Ellison was either out working tonight or he was on his way here, because he hadn't answered his phone. Cops don't have the luxury of ignoring phone calls; he'd have answered if he were home. So there was a real good chance he would be here soon to investigate the guy who'd lied about him.
I needed more answers, but I had run out of time this morning to do any more checking on the Internet. A lot of the other guys at the station were intimidated about getting out into cyberspace; but I found it to be quite handy and I intended to run some searches on Jim Ellison and Marie Edwards to see how they fit into this puzzle. Also, I thought it was time to call the Cascade PD and find out when their detective was going to show up; this time I'd make them confirm a name instead of telling us to expect an anonymous 'detective.'
Maddie was finished with her medical exam and was patting Blair on the shoulder, telling him he could lie back down if he wanted while we waited for the doctor to come in. She bustled off, saying she was going to fetch him a blanket.
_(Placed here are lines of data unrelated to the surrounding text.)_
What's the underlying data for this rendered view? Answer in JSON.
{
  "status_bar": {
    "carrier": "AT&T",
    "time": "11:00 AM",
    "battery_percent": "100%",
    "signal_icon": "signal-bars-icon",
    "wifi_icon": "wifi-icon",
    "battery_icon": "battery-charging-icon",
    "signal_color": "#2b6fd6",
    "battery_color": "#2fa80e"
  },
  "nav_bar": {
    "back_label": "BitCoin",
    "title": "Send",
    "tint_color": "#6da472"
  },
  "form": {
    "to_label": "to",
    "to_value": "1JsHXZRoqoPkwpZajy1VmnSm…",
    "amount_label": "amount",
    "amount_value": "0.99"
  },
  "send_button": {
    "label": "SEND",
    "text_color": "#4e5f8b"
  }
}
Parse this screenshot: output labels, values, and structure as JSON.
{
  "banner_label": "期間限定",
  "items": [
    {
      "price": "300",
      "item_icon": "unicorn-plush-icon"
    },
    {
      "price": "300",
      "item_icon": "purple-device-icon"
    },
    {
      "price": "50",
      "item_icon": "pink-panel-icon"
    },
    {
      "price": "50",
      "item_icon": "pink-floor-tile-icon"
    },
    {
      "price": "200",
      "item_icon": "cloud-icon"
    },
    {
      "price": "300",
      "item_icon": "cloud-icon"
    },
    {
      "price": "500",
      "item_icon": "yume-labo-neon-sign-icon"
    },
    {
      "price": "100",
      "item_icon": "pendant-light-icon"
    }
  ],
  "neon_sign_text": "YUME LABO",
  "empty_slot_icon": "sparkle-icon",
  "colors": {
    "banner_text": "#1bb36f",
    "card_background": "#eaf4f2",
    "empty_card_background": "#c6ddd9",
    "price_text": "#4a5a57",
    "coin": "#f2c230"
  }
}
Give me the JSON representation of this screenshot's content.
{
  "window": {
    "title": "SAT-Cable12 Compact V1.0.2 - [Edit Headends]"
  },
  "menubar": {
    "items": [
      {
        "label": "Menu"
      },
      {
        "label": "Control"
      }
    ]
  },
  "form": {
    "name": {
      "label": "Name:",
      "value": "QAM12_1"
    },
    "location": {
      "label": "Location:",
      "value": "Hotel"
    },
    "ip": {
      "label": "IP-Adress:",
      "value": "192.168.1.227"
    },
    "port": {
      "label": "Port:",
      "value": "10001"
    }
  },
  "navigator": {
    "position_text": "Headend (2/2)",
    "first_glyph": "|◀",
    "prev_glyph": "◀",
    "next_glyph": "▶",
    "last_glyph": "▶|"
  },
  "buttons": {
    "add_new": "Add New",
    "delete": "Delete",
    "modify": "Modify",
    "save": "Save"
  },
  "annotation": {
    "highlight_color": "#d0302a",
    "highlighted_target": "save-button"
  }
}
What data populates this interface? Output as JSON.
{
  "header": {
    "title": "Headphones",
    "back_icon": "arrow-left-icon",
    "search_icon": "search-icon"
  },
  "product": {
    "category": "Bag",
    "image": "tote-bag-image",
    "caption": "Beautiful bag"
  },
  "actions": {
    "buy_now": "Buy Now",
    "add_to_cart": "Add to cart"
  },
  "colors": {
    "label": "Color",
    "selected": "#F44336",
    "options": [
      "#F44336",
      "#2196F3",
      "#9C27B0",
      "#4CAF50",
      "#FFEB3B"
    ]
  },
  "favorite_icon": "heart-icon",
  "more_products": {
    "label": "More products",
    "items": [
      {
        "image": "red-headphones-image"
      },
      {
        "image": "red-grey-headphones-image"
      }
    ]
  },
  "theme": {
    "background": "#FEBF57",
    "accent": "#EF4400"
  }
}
I walked over to the gurney and eyeballed him.
"You doing okay?" I asked him.
Blair was yawning again as he held a cotton ball on his arm where Maddie had stuck him to take blood, and I reached out to feel his forehead. Still running a fever; still tired, even though I knew he'd slept away most of the night.
He looked up at me. "Maddie said she thinks she knows what I have, but that it's up to the doctor to do the telling. Man, hospitals are not my favorite places to hang out. Neither are jail cells and I've only got till Monday afternoon to make it to North Carolina. Do you know when the Cascade guy is supposed to show up?"
"I'll be checking with Cascade when I take you back." Blair hadn't told me anything about his life in Cascade, and I was keeping what I had learned to myself for now. I didn't think Blair was going to get that trucking job he kept talking about even if the legal complications could be cleared up in time; he didn't look like he would last two minutes driving a semi before passing out. I kept that thought to myself, too, though. It wasn't my business to disabuse Blair of his hopes and dreams.